After I had the basic stitches down, I really wanted to explore cables. They were still a bit of a mystery to me, so I decided to check out The Very Easy Guide to Cable Knitting by Lynne Watterson. This book is set up using a conversational “lesson” format. Although it relies on the use of illustrations, rather than photos, to demonstrate techniques, I found it easy to follow along with. The book starts with knitting basics, so theoretically, a complete beginner could rely on this book to teach him/her knitting as well. (I wouldn’t recommend it though – I find that a lot of people have difficulty learning from illustrations.) Then there are three chapters on cables: Mock cables, Cable panels, and Cable patterns. Each chapter includes several projects that are progressively more difficult. There are also several detailed lessons in the final chapter on finishing techniques. The photographs of the cables and the projects are quite lovely and the book is a real pleasure to look through. Although I am not much interested in making the projects, I refer to the book as a stitch guide for cables all the time. I have one minor complaint (or perhaps it is a suggestion?). The book talks you through everything, and then suddenly uses various cable abbreviations without explanation. After a bit of searching, I did find that all of the abbreviations are listed in the back and clearly explained there. It just interrupted the flow of the “lesson” when I was a total cable newbie. Overall, I would give this book 4 out of 5 stars as a cable book in general and 5 out of 5 stars as a newbie’s cable book.

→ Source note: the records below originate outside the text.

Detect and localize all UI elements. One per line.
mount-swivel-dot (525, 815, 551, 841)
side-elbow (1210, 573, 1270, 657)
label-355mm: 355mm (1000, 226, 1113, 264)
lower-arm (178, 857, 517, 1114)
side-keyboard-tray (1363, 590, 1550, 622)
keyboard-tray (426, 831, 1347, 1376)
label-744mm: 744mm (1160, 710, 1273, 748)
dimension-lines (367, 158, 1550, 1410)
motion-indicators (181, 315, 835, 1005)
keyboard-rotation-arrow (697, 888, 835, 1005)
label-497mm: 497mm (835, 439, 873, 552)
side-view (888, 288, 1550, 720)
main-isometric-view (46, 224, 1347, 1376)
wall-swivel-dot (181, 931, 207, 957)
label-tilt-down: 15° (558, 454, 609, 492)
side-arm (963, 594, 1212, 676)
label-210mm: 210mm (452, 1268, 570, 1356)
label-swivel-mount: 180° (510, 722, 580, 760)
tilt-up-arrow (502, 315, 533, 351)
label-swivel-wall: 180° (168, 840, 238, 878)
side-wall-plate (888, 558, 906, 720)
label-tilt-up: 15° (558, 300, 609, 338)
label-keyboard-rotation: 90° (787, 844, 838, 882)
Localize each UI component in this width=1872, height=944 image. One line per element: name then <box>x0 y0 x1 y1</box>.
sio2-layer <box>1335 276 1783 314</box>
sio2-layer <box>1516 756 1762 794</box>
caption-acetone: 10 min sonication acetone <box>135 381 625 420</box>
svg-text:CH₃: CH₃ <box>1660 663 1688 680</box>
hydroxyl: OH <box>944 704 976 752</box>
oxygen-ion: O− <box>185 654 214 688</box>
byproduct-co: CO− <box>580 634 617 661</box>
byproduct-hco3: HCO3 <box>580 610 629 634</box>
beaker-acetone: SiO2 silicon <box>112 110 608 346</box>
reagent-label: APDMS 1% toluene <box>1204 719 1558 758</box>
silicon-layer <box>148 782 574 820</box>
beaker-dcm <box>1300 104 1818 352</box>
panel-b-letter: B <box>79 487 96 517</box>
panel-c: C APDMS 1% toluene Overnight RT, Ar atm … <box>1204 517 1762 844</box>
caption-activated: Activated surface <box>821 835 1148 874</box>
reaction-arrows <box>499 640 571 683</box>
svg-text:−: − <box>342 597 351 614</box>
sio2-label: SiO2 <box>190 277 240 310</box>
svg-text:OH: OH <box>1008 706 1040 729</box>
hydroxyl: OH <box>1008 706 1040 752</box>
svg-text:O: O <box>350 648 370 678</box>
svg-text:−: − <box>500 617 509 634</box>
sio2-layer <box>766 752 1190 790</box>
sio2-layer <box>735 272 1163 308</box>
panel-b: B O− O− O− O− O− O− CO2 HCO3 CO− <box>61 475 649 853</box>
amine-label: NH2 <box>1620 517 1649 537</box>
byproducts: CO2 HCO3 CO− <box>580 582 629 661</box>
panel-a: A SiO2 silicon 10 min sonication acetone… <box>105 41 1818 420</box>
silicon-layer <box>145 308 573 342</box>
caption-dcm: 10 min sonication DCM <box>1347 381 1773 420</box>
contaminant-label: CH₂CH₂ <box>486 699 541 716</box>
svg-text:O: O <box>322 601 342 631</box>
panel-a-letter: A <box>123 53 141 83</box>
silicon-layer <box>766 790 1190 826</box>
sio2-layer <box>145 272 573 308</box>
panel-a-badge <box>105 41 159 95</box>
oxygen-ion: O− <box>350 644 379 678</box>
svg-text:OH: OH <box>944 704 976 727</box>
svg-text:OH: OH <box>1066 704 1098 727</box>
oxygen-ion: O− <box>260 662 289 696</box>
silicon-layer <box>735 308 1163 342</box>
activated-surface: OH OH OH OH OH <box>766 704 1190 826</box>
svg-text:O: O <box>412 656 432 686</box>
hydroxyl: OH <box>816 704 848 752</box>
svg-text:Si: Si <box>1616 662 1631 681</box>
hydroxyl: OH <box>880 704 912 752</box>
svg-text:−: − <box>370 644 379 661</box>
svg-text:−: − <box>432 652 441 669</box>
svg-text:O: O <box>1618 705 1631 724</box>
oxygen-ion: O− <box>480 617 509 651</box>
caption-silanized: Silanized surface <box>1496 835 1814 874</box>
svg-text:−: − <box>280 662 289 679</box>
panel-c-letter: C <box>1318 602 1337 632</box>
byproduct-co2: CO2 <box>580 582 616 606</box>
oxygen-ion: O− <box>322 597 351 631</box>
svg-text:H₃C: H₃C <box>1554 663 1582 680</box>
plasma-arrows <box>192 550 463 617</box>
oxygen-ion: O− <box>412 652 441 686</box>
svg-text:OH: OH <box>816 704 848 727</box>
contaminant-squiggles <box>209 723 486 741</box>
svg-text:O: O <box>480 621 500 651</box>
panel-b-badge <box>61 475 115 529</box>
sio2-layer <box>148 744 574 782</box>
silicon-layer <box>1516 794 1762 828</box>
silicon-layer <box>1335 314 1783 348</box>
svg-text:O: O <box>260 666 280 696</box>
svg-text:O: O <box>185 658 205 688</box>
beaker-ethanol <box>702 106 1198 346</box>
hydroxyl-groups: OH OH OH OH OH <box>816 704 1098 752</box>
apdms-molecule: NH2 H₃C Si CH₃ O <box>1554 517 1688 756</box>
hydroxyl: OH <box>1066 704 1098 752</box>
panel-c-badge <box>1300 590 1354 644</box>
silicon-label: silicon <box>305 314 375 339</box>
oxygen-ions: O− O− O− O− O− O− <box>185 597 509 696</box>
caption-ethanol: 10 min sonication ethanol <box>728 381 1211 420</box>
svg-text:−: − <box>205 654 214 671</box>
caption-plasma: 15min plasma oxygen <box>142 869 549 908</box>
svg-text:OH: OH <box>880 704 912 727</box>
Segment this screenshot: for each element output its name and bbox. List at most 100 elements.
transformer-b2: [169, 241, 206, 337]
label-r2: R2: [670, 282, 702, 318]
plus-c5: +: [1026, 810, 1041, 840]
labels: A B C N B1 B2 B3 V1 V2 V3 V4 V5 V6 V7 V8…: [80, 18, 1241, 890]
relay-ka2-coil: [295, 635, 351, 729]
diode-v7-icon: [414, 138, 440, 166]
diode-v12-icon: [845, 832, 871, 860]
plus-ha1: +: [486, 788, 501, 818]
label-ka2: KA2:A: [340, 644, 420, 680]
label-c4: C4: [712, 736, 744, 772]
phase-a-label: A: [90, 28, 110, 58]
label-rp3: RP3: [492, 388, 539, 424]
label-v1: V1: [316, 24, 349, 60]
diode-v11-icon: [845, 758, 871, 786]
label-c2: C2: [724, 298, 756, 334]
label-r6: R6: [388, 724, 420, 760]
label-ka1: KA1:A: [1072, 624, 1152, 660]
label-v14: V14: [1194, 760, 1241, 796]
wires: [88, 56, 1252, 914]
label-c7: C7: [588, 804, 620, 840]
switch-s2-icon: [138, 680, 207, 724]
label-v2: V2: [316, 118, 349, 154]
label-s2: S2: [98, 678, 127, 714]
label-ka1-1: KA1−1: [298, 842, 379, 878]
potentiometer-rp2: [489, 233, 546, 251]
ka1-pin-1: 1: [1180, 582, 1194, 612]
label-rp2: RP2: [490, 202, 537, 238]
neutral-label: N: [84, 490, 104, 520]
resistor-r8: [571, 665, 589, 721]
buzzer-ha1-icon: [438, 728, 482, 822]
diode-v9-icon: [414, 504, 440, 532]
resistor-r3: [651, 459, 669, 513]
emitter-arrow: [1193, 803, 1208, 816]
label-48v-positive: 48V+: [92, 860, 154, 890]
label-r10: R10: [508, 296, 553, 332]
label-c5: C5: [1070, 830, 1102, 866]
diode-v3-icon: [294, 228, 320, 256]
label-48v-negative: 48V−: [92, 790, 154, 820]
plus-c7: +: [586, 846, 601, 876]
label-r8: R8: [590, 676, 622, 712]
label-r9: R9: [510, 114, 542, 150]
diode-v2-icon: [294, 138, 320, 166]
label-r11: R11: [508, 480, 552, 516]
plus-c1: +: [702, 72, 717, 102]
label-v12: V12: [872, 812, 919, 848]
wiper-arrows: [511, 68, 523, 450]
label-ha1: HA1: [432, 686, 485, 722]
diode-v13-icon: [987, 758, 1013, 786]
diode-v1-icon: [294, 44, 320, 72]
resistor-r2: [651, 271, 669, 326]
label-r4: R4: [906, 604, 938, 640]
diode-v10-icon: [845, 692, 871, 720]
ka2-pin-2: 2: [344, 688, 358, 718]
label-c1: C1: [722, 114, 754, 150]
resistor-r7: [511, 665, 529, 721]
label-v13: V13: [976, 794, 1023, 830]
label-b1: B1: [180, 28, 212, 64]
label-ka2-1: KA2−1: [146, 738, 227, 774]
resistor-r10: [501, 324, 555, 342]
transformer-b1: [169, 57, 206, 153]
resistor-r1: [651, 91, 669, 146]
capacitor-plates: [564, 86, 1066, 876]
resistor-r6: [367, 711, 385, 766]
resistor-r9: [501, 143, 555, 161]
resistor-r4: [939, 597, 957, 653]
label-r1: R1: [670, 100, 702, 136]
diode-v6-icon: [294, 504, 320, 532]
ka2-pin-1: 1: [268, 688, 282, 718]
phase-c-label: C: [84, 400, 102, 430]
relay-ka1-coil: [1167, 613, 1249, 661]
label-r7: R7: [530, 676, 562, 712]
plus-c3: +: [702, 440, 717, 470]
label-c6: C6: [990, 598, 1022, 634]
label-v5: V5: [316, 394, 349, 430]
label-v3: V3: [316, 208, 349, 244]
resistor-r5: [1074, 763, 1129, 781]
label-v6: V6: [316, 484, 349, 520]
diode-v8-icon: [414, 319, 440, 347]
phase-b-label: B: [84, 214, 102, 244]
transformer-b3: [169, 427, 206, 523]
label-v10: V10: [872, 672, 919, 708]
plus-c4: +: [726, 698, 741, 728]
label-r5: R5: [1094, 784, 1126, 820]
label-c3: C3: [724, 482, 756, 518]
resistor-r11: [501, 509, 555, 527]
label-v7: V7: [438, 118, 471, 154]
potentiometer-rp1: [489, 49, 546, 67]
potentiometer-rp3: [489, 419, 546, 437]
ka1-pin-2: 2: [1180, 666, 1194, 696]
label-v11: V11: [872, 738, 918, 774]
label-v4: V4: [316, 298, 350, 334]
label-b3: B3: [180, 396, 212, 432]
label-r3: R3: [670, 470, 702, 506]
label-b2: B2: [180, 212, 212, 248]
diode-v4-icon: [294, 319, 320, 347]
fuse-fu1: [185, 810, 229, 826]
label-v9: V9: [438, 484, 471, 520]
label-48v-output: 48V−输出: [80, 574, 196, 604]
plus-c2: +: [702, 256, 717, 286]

It seems that sweaters and socks are all part of the “being a knitter” package. My favorite beginner friendly books to indoctrinate you into the sweater and sock culture, respectively, are The Knitter’s Handy Book of Sweater Patterns by Ann Budd and Toe-Up 2-at-a-Time Socks by Melissa Morgan-Oakes. I gave a detailed overview of Ann Budd’s book in this post, and would only add that it provides a lot of background detail that would benefit a beginner to sweater making, whether you choose to follow one of the patterns or design your own sweater using the “formulas.” I would give it 5 out of 5 stars as a beginner design book and a beginner sweater book.
While I personally do not understand the fascination with sock knitting, Melissa Morgan-Oakes has come the closest to inspiring within me the motivation to make socks. First of all, there are no double pointed needles, and just looking at the configurations of those things makes me want to run screaming from the room. Second, the book is jam packed with pictures and the woman is an entertaining writer. I was literally sucked in by her introduction and found myself reading through half the book in one sitting. The step-by-step photographs are incredible and would absolutely walk any beginner through the process of making socks using her method. I actually did get pretty far into a pair of her sample socks while chaperoning a bus trip with 30+ teenagers – if that doesn’t tell you that the method is clear and easy to follow, I don’t know what will! I give this book 5 out of 5 stars, for doing its very best to convert me into a sock knitter, and at the very least, providing me with the tools for making my own pair of socks on circular needles.
What are your favorite beginner knitting books?